05 Tom JacksonAlthough much of the cello’s appeal over the centuries has been melodic tones that can be created with its four strings, the instrument’s percussive and discordant qualities can also be featured. More so than on the other discs this happens on Parr’s Ditch (Confront CORE 41 confrontrecordings.bandcamp.com/album/parrs-ditch). Brooklyn-based cellist T.J. Borden highlights many of these barbed timbres in this duo with clarinetist Tom Jackson of London, England. Heard during three lengthy improvisations are a few linear and lyrical interludes. But the key idea of the duo is to express as wide a variety of rugged and pointed strokes with a bow, fingers and a minimal number of strings as the clarinetist can produce with his reed and multiple keys. While Jackson’s collection of altissimo squeaks, watery trills and intensified breaths set up the challenge from the first sequences, Borden’s exposition of sul ponticello stabs and strident string whistles match tones with similar aggression. Often these spiccato slices also cut through the clarinetist’s clarion calls. By the time Parr’s Ditch 2 arrives, stop-and-start reed elevation is supplemented by equally belligerent arco timbres which are sourced from below-the-bridge strings and often sound as if they’re lacerating the wood itself.

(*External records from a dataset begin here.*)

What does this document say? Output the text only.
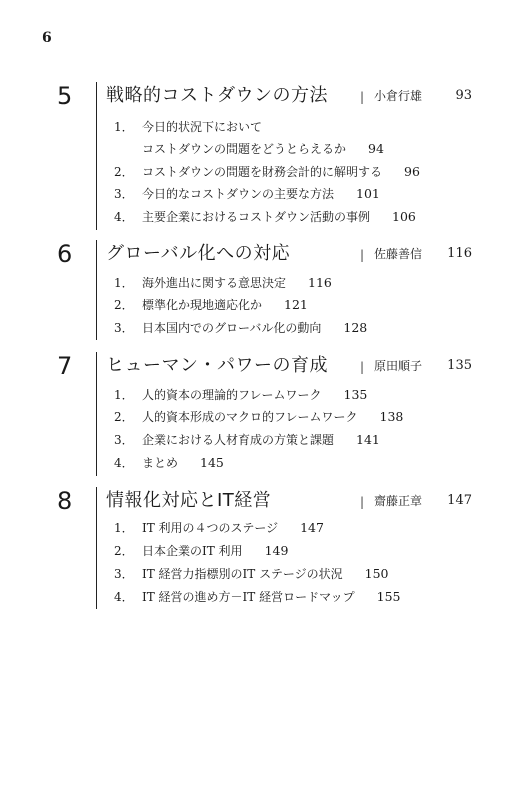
6
5 戦略的コストダウンの方法	| 小倉行雄	93
1． 今日的状況下において
コストダウンの問題をどうとらえるか 94
2． コストダウンの問題を財務会計的に解明する 96
3． 今日的なコストダウンの主要な方法 101
4． 主要企業におけるコストダウン活動の事例 106
6 グローバル化への対応	| 佐藤善信 116
1． 海外進出に関する意思決定 116
2． 標準化か現地適応化か 121
3． 日本国内でのグローバル化の動向 128
7 ヒューマン・パワーの育成	| 原田順子 135
1． 人的資本の理論的フレームワーク 135
2． 人的資本形成のマクロ的フレームワーク 138
3． 企業における人材育成の方策と課題 141
4． まとめ 145
8 情報化対応とIT経営	| 齋藤正章 147
1． IT 利用の４つのステージ 147
2． 日本企業のIT 利用 149
3． IT 経営力指標別のIT ステージの状況 150
4． IT 経営の進め方－IT 経営ロードマップ 155
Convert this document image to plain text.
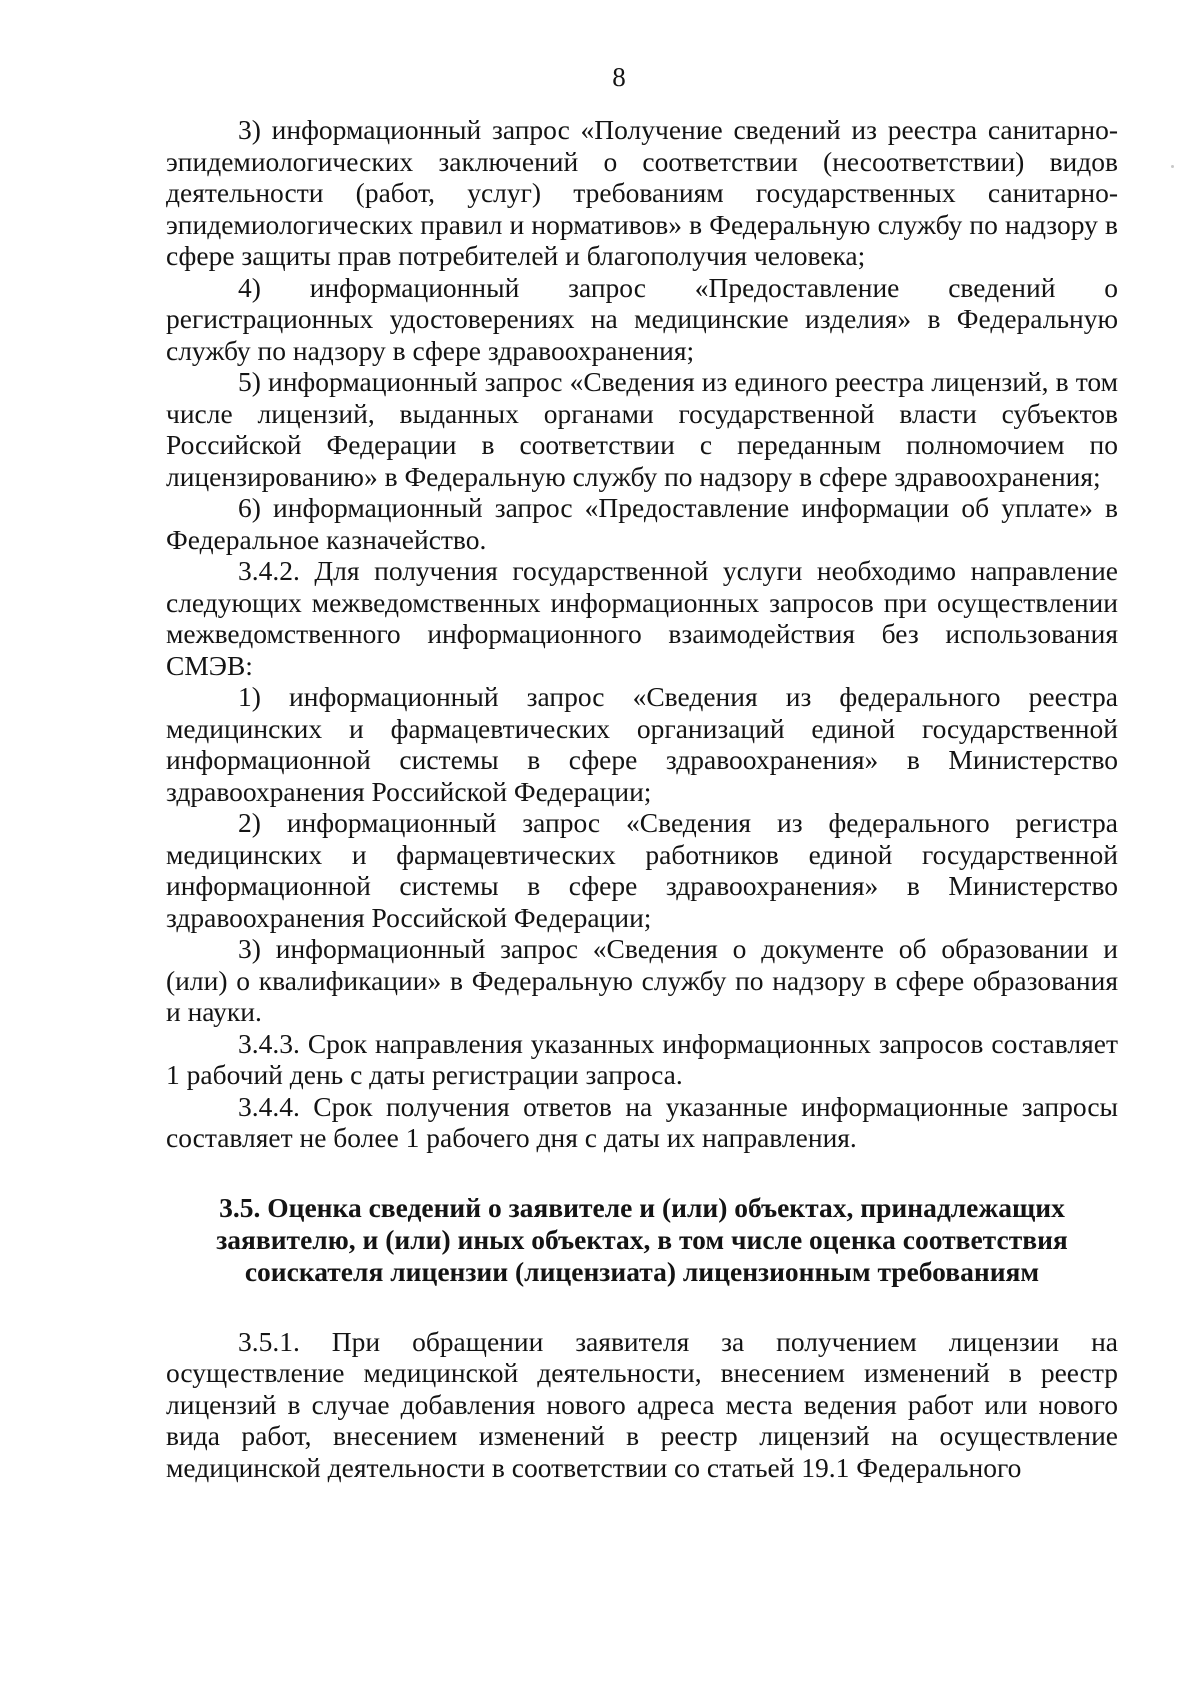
8

3) информационный запрос «Получение сведений из реестра санитарно-эпидемиологических заключений о соответствии (несоответствии) видов деятельности (работ, услуг) требованиям государственных санитарно-эпидемиологических правил и нормативов» в Федеральную службу по надзору в сфере защиты прав потребителей и благополучия человека;

4) информационный запрос «Предоставление сведений о регистрационных удостоверениях на медицинские изделия» в Федеральную службу по надзору в сфере здравоохранения;

5) информационный запрос «Сведения из единого реестра лицензий, в том числе лицензий, выданных органами государственной власти субъектов Российской Федерации в соответствии с переданным полномочием по лицензированию» в Федеральную службу по надзору в сфере здравоохранения;

6) информационный запрос «Предоставление информации об уплате» в Федеральное казначейство.

3.4.2. Для получения государственной услуги необходимо направление следующих межведомственных информационных запросов при осуществлении межведомственного информационного взаимодействия без использования СМЭВ:

1) информационный запрос «Сведения из федерального реестра медицинских и фармацевтических организаций единой государственной информационной системы в сфере здравоохранения» в Министерство здравоохранения Российской Федерации;

2) информационный запрос «Сведения из федерального регистра медицинских и фармацевтических работников единой государственной информационной системы в сфере здравоохранения» в Министерство здравоохранения Российской Федерации;

3) информационный запрос «Сведения о документе об образовании и (или) о квалификации» в Федеральную службу по надзору в сфере образования и науки.

3.4.3. Срок направления указанных информационных запросов составляет 1 рабочий день с даты регистрации запроса.

3.4.4. Срок получения ответов на указанные информационные запросы составляет не более 1 рабочего дня с даты их направления.

3.5. Оценка сведений о заявителе и (или) объектах, принадлежащих заявителю, и (или) иных объектах, в том числе оценка соответствия соискателя лицензии (лицензиата) лицензионным требованиям

3.5.1. При обращении заявителя за получением лицензии на осуществление медицинской деятельности, внесением изменений в реестр лицензий в случае добавления нового адреса места ведения работ или нового вида работ, внесением изменений в реестр лицензий на осуществление медицинской деятельности в соответствии со статьей 19.1 Федерального
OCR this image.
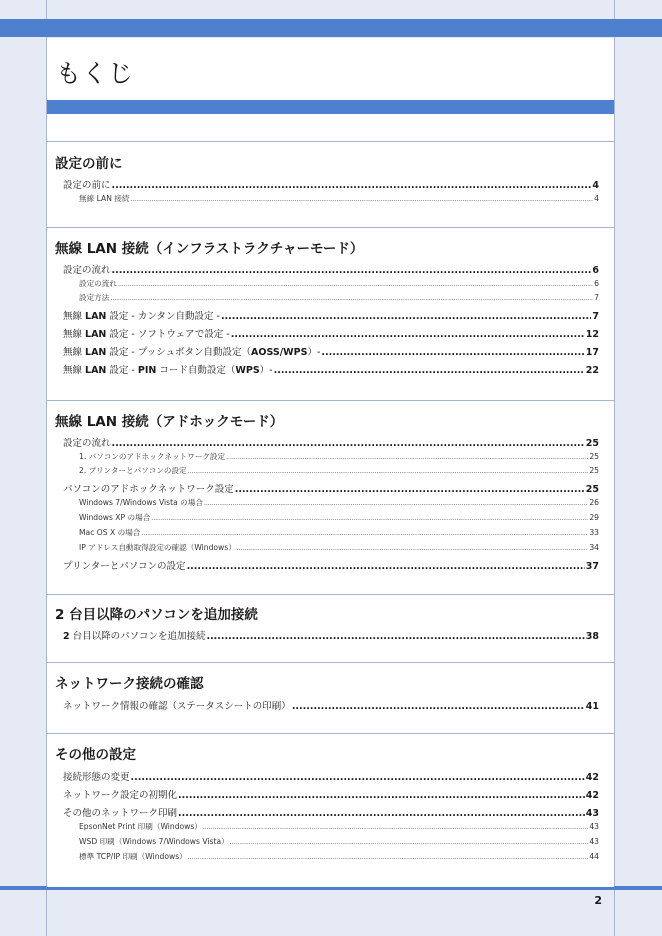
もくじ
設定の前に
設定の前に .....	4
無線 LAN 接続 .....	4
無線 LAN 接続（インフラストラクチャーモード）
設定の流れ .....	6
設定の流れ .....	6
設定方法 .....	7
無線 LAN 設定 - カンタン自動設定 - .....	7
無線 LAN 設定 - ソフトウェアで設定 - .....	12
無線 LAN 設定 - プッシュボタン自動設定（AOSS/WPS）- .....	17
無線 LAN 設定 - PIN コード自動設定（WPS）- .....	22
無線 LAN 接続（アドホックモード）
設定の流れ .....	25
1. パソコンのアドホックネットワーク設定 .....	25
2. プリンターとパソコンの設定 .....	25
パソコンのアドホックネットワーク設定 .....	25
Windows 7/Windows Vista の場合 .....	26
Windows XP の場合 .....	29
Mac OS X の場合 .....	33
IP アドレス自動取得設定の確認（Windows） .....	34
プリンターとパソコンの設定 .....	37
2 台目以降のパソコンを追加接続
2 台目以降のパソコンを追加接続 .....	38
ネットワーク接続の確認
ネットワーク情報の確認（ステータスシートの印刷） .....	41
その他の設定
接続形態の変更 .....	42
ネットワーク設定の初期化 .....	42
その他のネットワーク印刷 .....	43
EpsonNet Print 印刷（Windows） .....	43
WSD 印刷（Windows 7/Windows Vista） .....	43
標準 TCP/IP 印刷（Windows） .....	44
2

Additionally, as Borden’s col legno stops and Jackson’s flutters intertwine they reach such prestissimo affiliations that if the program was visual the result would be a blur. Later the clarinet’s transverse slobber and the cello’s harsh flanges almost meld. Until more generalized reed puffs and descending string vibration mark a final concordance, strained ruggedness has defined the interaction.

The crafts people who evolved the cello from the viola de gamba and bass violin centuries ago to become the instrument it is today, likely couldn’t imagine the multiple roles exemplified by the sounds on these discs. But we can hear them.

01 Peggy Lee Cole SchmidtForever Stories of Moving Parties
Peggy Lee; Cole Schmidt
Earshift Music (peggyleecoleschmidt.bandcamp.com/album/forever-stories-of-moving-parties)

Cellist Peggy Lee and guitarist Cole Schmidt have been playing together since 2017 and their deep trust and easy communication naturally extend to their community of exceptional improvisors, many of whom add their voices to the conversations on this album. “The initial concept for the record had to do with hosting a party,” remarks Schmidt, “[one] that included all kinds of people and characters connecting on different conversations in different rooms of the house.”

 Lee and Schmidt have a way of being lyrically tight compositionally while at the same time being flexible and open to new ideas. Their generous co-leadership has resulted in them structuring compositions which leave lots of room for improvisation. The result is exactly what the album describes it to be; a group of friends getting together to float through the album like conversations at a house party, no two being alike. Many of the tracks were made remotely between studios in Vancouver, Melbourne, Montreal and home recordings, retaining the album’s genuine feeling of collaboration and conversation, as well as allowing for multi-tracking and effects. 

It Will Come Back features the vocals and electronics of Sunny Kim with exquisite backing from the band. Lisen Rylander Löve’s vocals on Dr. Dawn is a breathless standout and flows freely with experimental and layered cello. The melodic and dreamy for Ron Miles (featuring bassoonist Sara Schoenbeck) is gorgeous. Wayne Horwitz’s Wurlitzer on the seamless funk-out of Gloop stealthily creeps up inside the tune to a gloried end, and Dylan van der Schyff’s knockout drumming in Sungods is a whole trip on its own.  

The final track Coda, featuring only Lee and Schmidt, feels like the exhausted end of a house party, when everyone has gone home, and two good friends finally have a sit-down on the sofa and feel warm and satisfied for having hosted a great gathering.